Les deux blagues d'Elie Chouraqui

Daniel Schneidermann - - Humour - Obsessions - 117 commentaires

"C'est un bon communicant, hein ? Il communique bien, il parle bien à la caméra". Elie Chouraqui, cinéaste franco-israélien, s'amuse bien. Il vient d'entendre le témoignage d'un habitant du camp gazaoui de Jabaliya, deux fois de suite bombardé par l'aviation israélienne, des dizaines de morts à chaque bombardement. Mais ce regard-caméra du témoin ! On ne la lui fait pas, à l'homme du métier. 

Ce rire. Ce rire obscène dit mieux que tout discours que les victimes sont "des animaux humains". Qu'aucune de leurs douleurs ne peut être créditée de sincérité, ne mérite une seconde de gravité, même de façade. Exterminez-moi ces animaux, et qu'on n'en parle plus. Avec les morts palestiniens, il est autorisé de court-circuiter la phase des condoléances, de la compassion, du deuil, pour passer directement à la rigolade des pas dupes. Ce rire, en une seconde, dit combien la situation de vengeance aveugle, dans laquelle est plongé Israël depuis le massacre du 7 octobre, est corruptrice.

Je dis "corruptrice". Je viens d'écouter le témoignage de l'écrivain américain Ta-Nehisi Coates. Ecoutez-le

"Quand vous avez été victime d'un génocide, et que le monde vous a tourné le dos, vous pouvez tourner le dos à l'éthique du monde. Je le comprends. Mais je comprends aussi combien c'est corrupteur." Il est rare qu'en si peu de mots, soit résumée l'atroce situation.

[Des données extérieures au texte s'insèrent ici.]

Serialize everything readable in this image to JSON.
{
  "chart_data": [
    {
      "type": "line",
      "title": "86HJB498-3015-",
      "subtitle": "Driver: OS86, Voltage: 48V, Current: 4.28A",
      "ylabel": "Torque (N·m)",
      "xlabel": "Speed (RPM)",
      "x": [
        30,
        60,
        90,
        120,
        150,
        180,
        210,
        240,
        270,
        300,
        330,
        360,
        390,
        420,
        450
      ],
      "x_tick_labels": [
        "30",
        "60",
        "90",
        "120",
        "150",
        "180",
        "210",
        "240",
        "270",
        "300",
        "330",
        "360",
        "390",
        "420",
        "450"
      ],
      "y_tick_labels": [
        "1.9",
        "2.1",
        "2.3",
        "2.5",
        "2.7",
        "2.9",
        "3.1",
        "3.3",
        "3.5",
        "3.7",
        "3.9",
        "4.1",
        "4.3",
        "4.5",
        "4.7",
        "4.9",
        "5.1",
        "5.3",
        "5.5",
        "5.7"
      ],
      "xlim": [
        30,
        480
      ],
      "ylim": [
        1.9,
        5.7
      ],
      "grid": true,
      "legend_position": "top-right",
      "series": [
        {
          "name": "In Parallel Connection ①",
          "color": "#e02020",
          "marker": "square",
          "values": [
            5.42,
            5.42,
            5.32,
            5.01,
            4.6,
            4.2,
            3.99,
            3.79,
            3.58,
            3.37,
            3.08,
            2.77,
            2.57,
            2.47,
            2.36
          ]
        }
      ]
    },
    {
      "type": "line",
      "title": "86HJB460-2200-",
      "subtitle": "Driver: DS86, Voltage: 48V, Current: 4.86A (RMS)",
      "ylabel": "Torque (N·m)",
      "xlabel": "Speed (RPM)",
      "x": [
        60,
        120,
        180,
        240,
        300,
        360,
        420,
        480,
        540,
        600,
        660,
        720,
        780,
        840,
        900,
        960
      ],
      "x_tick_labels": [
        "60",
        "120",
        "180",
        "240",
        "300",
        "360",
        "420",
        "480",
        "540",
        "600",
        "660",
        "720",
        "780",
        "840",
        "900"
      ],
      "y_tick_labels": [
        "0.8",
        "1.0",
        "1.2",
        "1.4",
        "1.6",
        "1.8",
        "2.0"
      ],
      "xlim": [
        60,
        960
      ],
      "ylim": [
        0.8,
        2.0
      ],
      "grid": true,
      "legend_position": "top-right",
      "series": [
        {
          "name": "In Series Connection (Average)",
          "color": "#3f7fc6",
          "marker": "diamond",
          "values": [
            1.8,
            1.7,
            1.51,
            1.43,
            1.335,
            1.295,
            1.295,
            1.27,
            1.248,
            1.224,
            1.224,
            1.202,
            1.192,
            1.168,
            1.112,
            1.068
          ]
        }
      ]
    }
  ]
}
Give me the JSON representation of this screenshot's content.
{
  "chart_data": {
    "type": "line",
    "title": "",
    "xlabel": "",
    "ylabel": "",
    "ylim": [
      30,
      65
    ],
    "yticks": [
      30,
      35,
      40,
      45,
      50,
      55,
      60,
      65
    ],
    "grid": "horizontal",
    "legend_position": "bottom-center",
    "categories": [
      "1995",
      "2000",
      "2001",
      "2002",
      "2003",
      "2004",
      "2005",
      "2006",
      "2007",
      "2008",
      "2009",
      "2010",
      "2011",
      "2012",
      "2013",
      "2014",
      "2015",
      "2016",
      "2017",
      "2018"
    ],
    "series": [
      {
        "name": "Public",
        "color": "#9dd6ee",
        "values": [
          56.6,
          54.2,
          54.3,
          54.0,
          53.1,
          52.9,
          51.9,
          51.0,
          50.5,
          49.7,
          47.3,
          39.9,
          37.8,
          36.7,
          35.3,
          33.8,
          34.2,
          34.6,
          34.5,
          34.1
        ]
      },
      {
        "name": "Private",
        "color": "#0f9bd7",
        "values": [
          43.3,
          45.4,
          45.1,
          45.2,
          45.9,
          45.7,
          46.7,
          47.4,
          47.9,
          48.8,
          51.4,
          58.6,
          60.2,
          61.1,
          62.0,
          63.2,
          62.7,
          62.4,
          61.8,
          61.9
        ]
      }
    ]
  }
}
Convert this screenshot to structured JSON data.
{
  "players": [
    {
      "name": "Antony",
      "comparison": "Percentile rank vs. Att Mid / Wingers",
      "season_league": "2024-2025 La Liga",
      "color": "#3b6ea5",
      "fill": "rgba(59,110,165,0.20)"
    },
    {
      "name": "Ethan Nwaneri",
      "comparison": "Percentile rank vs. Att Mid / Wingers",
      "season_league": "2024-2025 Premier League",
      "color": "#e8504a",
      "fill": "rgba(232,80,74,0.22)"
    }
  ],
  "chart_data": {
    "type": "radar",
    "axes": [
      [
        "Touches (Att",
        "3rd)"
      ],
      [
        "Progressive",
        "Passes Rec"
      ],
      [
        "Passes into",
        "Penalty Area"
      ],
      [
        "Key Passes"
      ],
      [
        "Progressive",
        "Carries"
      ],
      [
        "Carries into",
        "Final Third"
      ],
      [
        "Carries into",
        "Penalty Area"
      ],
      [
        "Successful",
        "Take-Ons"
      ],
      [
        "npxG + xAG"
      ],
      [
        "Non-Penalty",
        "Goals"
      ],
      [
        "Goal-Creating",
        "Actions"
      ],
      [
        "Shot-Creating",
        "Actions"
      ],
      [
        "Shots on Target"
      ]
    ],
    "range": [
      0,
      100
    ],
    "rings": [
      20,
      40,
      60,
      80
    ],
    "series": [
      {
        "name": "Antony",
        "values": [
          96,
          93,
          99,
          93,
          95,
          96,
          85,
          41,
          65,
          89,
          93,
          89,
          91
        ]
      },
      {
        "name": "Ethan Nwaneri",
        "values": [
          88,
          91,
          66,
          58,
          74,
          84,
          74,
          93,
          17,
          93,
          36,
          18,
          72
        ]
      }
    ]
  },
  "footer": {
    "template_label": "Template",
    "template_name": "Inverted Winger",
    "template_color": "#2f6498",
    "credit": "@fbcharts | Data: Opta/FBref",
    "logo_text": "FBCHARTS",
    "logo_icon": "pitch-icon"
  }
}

Un marqueur de cette corruption, c'est ce rire de Elie Chouraqui, à 22 heures 52, le 1er novembre, sur le plateau de Darius Rochebin. Il n'est pas possible de rester indifférent à ce rire. Il est possible d'accepter l'idée que le Hamas communique professionnellement, que le Hamas est fourbe, que le Hamas est une marionnette de l'Iran. Il est possible, comme dans la suite du plateau, d'admettre de discuter l'idée que si Israël avait un vrai interlocuteur palestinien tout s'arrangerait (cf Mahmoud Abbas en Cisjordanie, où tout se passe à merveille, comme chacun sait, voir notre enquête). Il est possible d'explorer le champ argumentatif jusqu'au bout du bout, jusqu'à la limite de la limite. Il est possible, sans doute même inévitable, d'être de mauvaise foi, c'est la guerre après tout. Il est possible d'expliquer -voyez si je vais loin- qu'un bébé n'est pas un bébé, qu'un bébé attaquant n'est pas un bébé attaqué. Il n'est pas possible de rire, ni même d'avoir envie de rire devant un rescapé décrivant un bombardement Je peux réfuter un argument. Il est impossible de réfuter un rire.

Un peu plus tard dans l'émission (à 23 heures 40), on rit encore. Des soldats juifs yéménites qui ont fait leur aliyah, dansent et chantent pour se moquer de leurs anciens compatriotes. Le plateau traduit leur tweet, en hésitant devant la traduction exacte : "on va vous botter le cul, vous éclater le cul". On rit, et cette fois tous ensemble. Voyez ce montage de l'émission.

"De l'humour juif dans toute sa splendeur, analyse Elie Chouraqui. Ils ont cette folie-là en eux". On est de retour dans le territoire familier de "l'humour juif"De la première blague de Chouraqui, à 22 h 52, personne ne riait. On faisait semblant de ne pas entendre. Personne ne lui objectait "Comment osez-vous rire ?" Et du coup tous ceux qui ne se sont pas insurgés contre la blague de 22h52, ont fait semblant de ne pas l'avoir entendue, se réfugient dans la blague de 23 h 40, comme si elle pouvait les laver de la corruption de Chouraqui. Hélas le toit de votre abri est crevé. Vous ne l'avez pas vu, mais la blague juive est morte, la bonne vieille blague juive, depuis qu'Israël est passé du rôle de David à celui de Goliath. Netanyahu l'a tuée, les colons de Cisjordanie l'ont tuée. Ce n'est pas moi qui le dis, c'est le sociologue Michel Wieviorka, dans un livre rédigé avant le 7 octobre, "La dernière histoire juive", et qui prend aujourd'hui une résonance sinistre.